Google has issued an apology for a software upgrade issue that resulted in a significant outage across the globe.
A company representative stated that the team “worked quickly” to fix the issue and that operations were again back to normal.
“We’re aware of a software update issue that occurred late this afternoon Pacific Time and briefly affected the availability of Google search and Google Maps. We apologise for the inconvenience. We worked to quickly address the issue and our services are now back online,” the tech giant said.
Many technology platforms promptly reported the problem. Users of Google Explorer, the biggest search engine in the world, began reporting issues with it at 2.12 AM BST, according to the real-time website Downdetector.

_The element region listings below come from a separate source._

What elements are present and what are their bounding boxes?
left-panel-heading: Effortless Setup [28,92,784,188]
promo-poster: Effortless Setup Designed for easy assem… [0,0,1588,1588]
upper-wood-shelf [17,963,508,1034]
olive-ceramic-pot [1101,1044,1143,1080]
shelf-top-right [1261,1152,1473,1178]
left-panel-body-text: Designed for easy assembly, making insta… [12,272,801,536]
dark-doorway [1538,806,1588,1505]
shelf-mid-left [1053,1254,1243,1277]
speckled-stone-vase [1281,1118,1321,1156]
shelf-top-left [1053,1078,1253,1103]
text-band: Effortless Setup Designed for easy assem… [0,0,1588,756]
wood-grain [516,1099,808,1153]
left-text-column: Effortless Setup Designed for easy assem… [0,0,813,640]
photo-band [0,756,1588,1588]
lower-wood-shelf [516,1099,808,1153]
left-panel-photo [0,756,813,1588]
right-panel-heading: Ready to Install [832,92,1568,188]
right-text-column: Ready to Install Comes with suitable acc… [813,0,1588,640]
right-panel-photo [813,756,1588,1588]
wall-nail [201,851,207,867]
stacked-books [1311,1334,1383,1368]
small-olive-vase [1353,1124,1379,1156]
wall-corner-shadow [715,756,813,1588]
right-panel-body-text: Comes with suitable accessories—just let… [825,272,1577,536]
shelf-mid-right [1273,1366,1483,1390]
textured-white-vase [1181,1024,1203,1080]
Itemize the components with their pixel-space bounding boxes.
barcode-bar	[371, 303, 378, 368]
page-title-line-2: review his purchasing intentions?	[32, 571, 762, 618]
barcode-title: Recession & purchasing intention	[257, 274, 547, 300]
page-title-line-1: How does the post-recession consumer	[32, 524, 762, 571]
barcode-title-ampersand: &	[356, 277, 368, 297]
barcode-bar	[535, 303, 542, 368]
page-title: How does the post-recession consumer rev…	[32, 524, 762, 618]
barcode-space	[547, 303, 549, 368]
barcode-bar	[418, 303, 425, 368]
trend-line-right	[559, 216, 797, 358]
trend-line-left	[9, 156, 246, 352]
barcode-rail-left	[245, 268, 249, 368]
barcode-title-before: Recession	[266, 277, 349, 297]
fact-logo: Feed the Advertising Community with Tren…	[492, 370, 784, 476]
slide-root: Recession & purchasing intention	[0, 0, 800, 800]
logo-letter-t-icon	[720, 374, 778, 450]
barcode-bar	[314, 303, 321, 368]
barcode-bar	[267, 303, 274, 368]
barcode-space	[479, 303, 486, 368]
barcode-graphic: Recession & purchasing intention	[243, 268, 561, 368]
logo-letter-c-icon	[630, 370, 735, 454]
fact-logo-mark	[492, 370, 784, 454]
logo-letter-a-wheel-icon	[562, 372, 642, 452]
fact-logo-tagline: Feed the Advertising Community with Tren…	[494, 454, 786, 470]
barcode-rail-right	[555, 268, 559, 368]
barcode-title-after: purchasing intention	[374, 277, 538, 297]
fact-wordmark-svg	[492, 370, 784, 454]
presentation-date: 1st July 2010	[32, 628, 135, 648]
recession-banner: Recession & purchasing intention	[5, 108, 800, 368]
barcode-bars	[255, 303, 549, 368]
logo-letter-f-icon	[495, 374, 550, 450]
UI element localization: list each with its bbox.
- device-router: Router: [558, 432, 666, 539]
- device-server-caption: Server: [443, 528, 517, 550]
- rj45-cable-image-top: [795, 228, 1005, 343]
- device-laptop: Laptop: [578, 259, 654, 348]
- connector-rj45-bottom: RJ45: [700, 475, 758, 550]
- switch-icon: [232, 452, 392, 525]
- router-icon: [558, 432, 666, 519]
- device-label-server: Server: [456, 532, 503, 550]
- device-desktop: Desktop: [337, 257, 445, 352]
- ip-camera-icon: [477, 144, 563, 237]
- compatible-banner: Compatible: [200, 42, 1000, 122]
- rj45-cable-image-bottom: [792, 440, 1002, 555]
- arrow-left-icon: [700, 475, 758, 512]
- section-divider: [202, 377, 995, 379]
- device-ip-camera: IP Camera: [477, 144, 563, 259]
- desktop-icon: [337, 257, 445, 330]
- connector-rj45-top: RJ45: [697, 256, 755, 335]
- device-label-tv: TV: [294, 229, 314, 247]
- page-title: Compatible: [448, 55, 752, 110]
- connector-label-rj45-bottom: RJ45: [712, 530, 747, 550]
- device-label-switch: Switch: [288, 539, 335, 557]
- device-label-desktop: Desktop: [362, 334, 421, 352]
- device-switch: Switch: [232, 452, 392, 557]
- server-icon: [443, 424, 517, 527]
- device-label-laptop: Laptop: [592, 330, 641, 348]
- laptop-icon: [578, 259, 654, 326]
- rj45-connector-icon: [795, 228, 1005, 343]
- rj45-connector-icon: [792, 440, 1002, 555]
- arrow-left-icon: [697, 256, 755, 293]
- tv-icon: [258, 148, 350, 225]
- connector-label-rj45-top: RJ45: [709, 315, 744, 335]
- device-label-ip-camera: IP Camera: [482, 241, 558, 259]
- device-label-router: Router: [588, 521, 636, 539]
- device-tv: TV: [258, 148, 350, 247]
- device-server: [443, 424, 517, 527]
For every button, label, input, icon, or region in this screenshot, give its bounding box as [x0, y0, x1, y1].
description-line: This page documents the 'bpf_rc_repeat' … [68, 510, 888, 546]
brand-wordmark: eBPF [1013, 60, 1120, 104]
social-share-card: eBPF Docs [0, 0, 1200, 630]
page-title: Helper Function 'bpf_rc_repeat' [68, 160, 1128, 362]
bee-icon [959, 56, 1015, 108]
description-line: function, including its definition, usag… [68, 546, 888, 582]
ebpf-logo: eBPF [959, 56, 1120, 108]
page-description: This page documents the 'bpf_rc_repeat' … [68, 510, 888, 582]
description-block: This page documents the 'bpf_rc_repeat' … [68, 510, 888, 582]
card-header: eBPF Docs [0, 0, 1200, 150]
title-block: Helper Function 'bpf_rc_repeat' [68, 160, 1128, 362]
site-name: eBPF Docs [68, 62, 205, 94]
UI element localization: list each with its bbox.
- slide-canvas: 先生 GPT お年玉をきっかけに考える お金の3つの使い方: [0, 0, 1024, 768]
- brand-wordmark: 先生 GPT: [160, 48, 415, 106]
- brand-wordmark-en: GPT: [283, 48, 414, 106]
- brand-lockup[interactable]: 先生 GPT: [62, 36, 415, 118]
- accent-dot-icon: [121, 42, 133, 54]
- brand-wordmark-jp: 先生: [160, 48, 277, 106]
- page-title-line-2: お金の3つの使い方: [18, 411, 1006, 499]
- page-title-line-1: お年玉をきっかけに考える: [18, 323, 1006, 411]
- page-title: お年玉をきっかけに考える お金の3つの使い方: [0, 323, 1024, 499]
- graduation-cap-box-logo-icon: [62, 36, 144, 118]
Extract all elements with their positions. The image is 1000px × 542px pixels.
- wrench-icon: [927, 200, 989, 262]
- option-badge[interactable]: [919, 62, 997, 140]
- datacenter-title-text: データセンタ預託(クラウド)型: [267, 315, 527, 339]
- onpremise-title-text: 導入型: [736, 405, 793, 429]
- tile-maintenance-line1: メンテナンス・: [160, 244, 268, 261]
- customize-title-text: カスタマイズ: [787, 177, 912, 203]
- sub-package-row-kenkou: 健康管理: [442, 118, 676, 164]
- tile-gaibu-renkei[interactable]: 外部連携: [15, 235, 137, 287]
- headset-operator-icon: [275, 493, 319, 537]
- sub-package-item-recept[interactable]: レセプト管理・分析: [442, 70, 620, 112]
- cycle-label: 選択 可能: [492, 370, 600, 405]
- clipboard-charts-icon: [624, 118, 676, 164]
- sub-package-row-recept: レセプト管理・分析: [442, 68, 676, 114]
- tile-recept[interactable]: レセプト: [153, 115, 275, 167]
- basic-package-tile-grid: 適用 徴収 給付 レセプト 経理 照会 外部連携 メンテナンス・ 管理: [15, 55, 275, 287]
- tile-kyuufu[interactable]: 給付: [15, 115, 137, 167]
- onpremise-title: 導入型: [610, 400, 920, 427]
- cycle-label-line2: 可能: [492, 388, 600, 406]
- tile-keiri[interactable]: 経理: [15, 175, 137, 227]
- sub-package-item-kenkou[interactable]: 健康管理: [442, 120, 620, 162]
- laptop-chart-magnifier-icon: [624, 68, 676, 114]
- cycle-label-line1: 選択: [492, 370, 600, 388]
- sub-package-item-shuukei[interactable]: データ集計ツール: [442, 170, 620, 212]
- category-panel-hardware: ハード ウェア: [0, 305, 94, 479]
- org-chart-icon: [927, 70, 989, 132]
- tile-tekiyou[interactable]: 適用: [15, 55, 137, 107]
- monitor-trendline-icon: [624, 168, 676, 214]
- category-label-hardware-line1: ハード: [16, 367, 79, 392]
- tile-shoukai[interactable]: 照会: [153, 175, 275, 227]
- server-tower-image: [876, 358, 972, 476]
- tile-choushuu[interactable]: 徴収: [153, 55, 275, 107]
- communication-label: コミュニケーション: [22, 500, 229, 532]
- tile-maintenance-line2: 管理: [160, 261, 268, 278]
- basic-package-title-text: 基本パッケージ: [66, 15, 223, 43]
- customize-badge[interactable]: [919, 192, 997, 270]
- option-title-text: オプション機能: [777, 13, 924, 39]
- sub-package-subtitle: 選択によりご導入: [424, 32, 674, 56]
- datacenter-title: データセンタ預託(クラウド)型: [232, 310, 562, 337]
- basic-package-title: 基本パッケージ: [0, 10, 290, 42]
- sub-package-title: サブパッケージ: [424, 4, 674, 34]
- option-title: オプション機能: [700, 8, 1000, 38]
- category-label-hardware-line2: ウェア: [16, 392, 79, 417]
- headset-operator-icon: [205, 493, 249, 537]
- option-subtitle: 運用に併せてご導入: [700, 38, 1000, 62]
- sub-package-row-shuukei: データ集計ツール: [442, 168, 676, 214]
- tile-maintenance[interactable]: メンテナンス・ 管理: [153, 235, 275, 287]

There were 4,113 verified reports of Google outages as of 11:38 AM.
Gmail, Google Maps, and Google Images, according to users, also faced issues. Both depend on the Google search engine to function.
At least 1,338 servers in more than 40 countries, that comprise the United States, Australia, South Africa, Kenya, Israel, parts of South America, Europe, and Asia, including China and Japan, were affected by Google outages, according to network intelligence company ThousandEyes Inc.
Before a second blip occurred at around 12 PM, the initial disruption reported on ThousandEyes lasted roughly 34 minutes. It took about seven minutes to fix and only affected a small number of servers.
Users encountered a 502 or 500 error when attempting to use the Google search engine.
“The server encountered a temporary error and could not complete your request. Please try again in 30 seconds,” one error page read.
Twitter users tweeted their confusion and switched to alternative search engines like Bing and DuckDuckGo to browse the web.
Despite the steady growth of Bing and DuckDuckGo, Google is still the most frequented website on the internet, garnering more than 80 billion visitors per month, although exact traffic statistics are not disclosed.